I due hanno anche messo in dubbio la ricostruzione fornita sia da Mosca sia da Londra, secondo cui sarebbero stati esplosi colpi di avvertimento per evitare una possibile collisione.
“Per quanto ci riguarda non c’è stato alcun incidente fino a quando non sono stati sparati i colpi”, ha spiegato alla Bbc Jane Kelvey, intervistata a bordo del Bright Future insieme al marito Alan. La donna ha inoltre ribadito che il loro yacht “definitivamente non era in rotta di collisione” con la fregata russa Ammiraglio Grigorovich.
“Crediamo che abbiano sparato in aria, colpi d’avvertimento”
“Sono un po’ seccata per le accuse fatte contro di noi perché sono semplicemente non vere”, ha poi continuato, spiegando che prima dell’esplosione di colpi non sono stati lanciati razzi né ci sono stati tentativi di contattarli via radio. La coppia ha raccontato che stava navigando a circa 23 miglia dall’isola di Wight quando si è trovata a breve distanza dalla nave da guerra russa che “ha suonato cinque volte la sirena per dire ‘ci avete visti’?”.
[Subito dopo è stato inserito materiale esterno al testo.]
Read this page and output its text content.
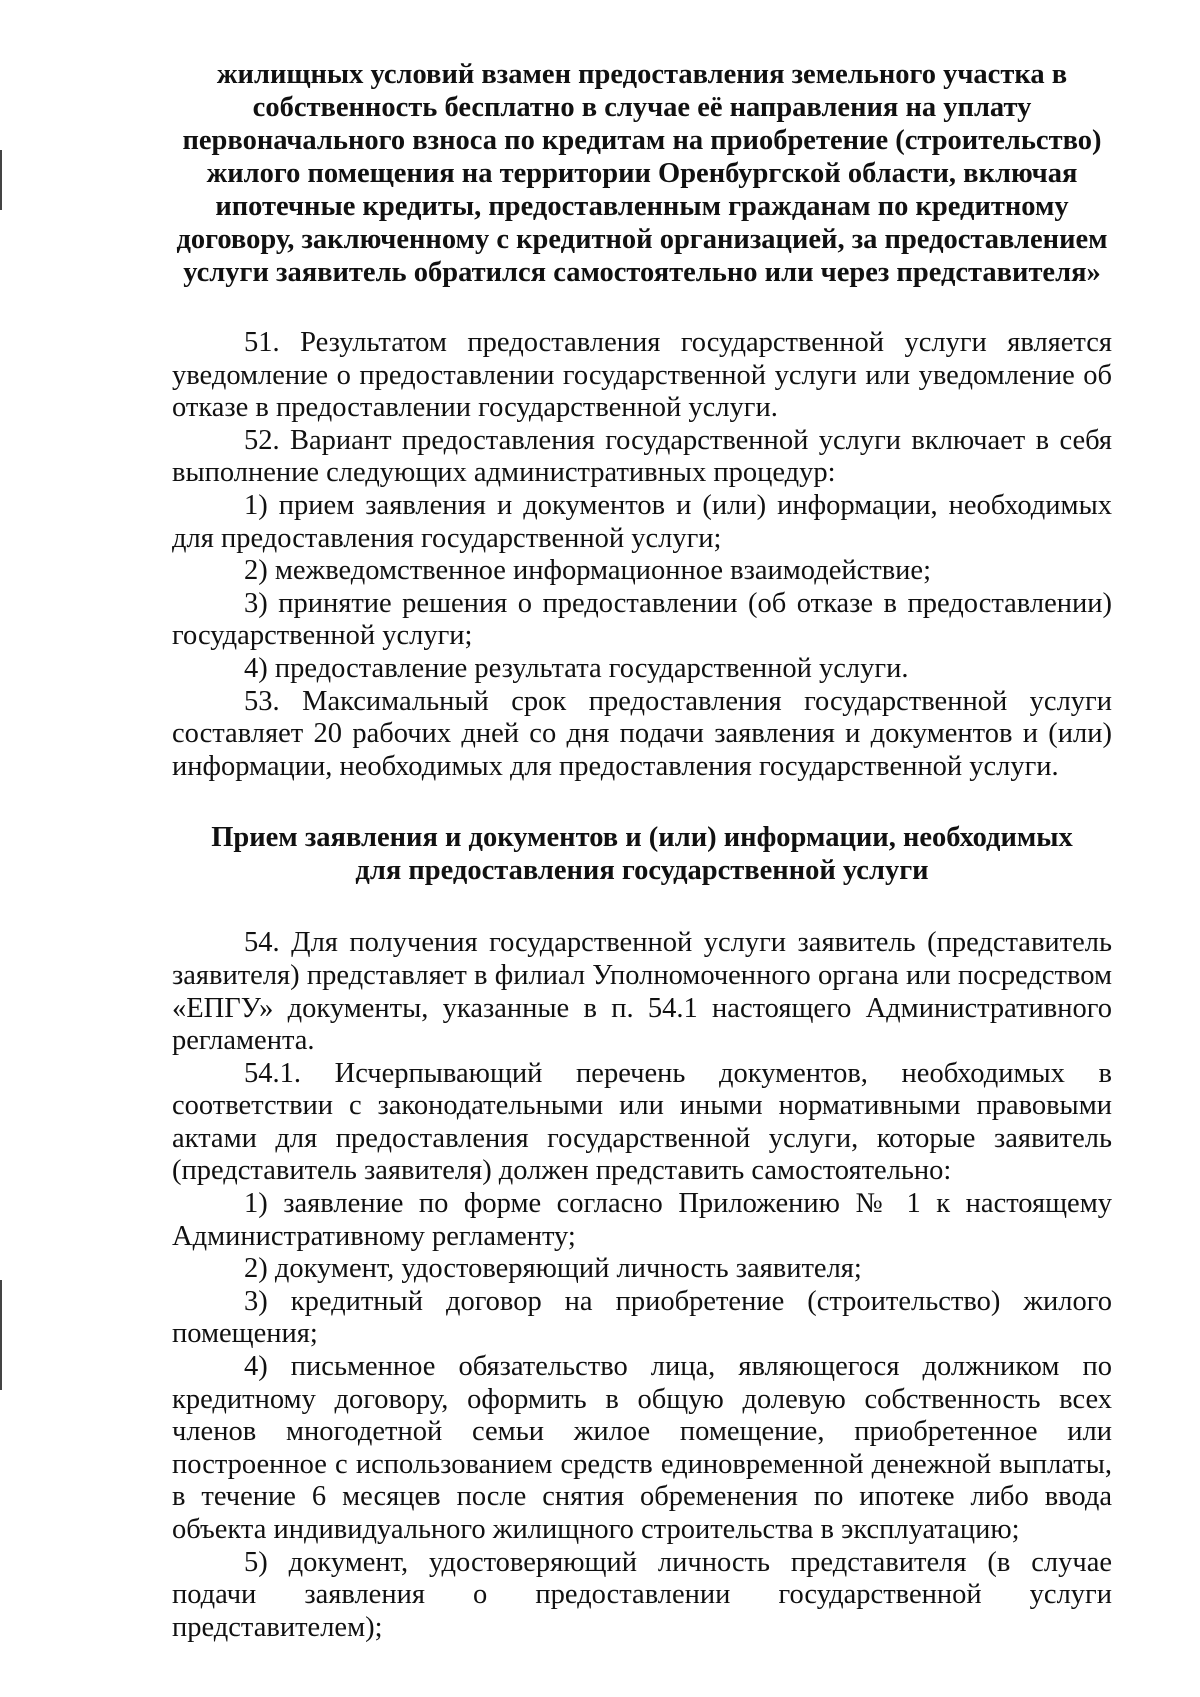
жилищных условий взамен предоставления земельного участка в
собственность бесплатно в случае её направления на уплату
первоначального взноса по кредитам на приобретение (строительство)
жилого помещения на территории Оренбургской области, включая
ипотечные кредиты, предоставленным гражданам по кредитному
договору, заключенному с кредитной организацией, за предоставлением
услуги заявитель обратился самостоятельно или через представителя»

51. Результатом предоставления государственной услуги является уведомление о предоставлении государственной услуги или уведомление об отказе в предоставлении государственной услуги.

52. Вариант предоставления государственной услуги включает в себя выполнение следующих административных процедур:

1) прием заявления и документов и (или) информации, необходимых для предоставления государственной услуги;

2) межведомственное информационное взаимодействие;

3) принятие решения о предоставлении (об отказе в предоставлении) государственной услуги;

4) предоставление результата государственной услуги.

53. Максимальный срок предоставления государственной услуги составляет 20 рабочих дней со дня подачи заявления и документов и (или) информации, необходимых для предоставления государственной услуги.

Прием заявления и документов и (или) информации, необходимых
для предоставления государственной услуги

54. Для получения государственной услуги заявитель (представитель заявителя) представляет в филиал Уполномоченного органа или посредством «ЕПГУ» документы, указанные в п. 54.1 настоящего Административного регламента.

54.1. Исчерпывающий перечень документов, необходимых в соответствии с законодательными или иными нормативными правовыми актами для предоставления государственной услуги, которые заявитель (представитель заявителя) должен представить самостоятельно:

1) заявление по форме согласно Приложению № 1 к настоящему Административному регламенту;

2) документ, удостоверяющий личность заявителя;

3) кредитный договор на приобретение (строительство) жилого помещения;

4) письменное обязательство лица, являющегося должником по кредитному договору, оформить в общую долевую собственность всех членов многодетной семьи жилое помещение, приобретенное или построенное с использованием средств единовременной денежной выплаты, в течение 6 месяцев после снятия обременения по ипотеке либо ввода объекта индивидуального жилищного строительства в эксплуатацию;

5) документ, удостоверяющий личность представителя (в случае подачи заявления о предоставлении государственной услуги представителем);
“Noi abbiamo immediatamente virato di due gradi così che potessero vedere che stavamo facendo un deliberato cambiamento di rotta – aggiunge Kelvey -, ma circa un minuto dopo hanno suonato di nuovo la sirena, e immediatamente dopo sparato quattro o cinque colpi di arma da fuoco. Non erano diretti contro di noi, crediamo fossero colpi di avvertimento in aria“. A questo punto i Kelvey hanno fatto una drastica virata, accendendo il motore. Per la coppia gli spari erano “completamente non necessari” e per questo hanno denunciato un pericolo per la navigazione “perché questo è quello che dovevamo fare”. In altre dichiarazioni, la coppia ha criticato il fatto che la Difesa britannica ha “cercato di mettere a tacere la nostra versione dei fatti”.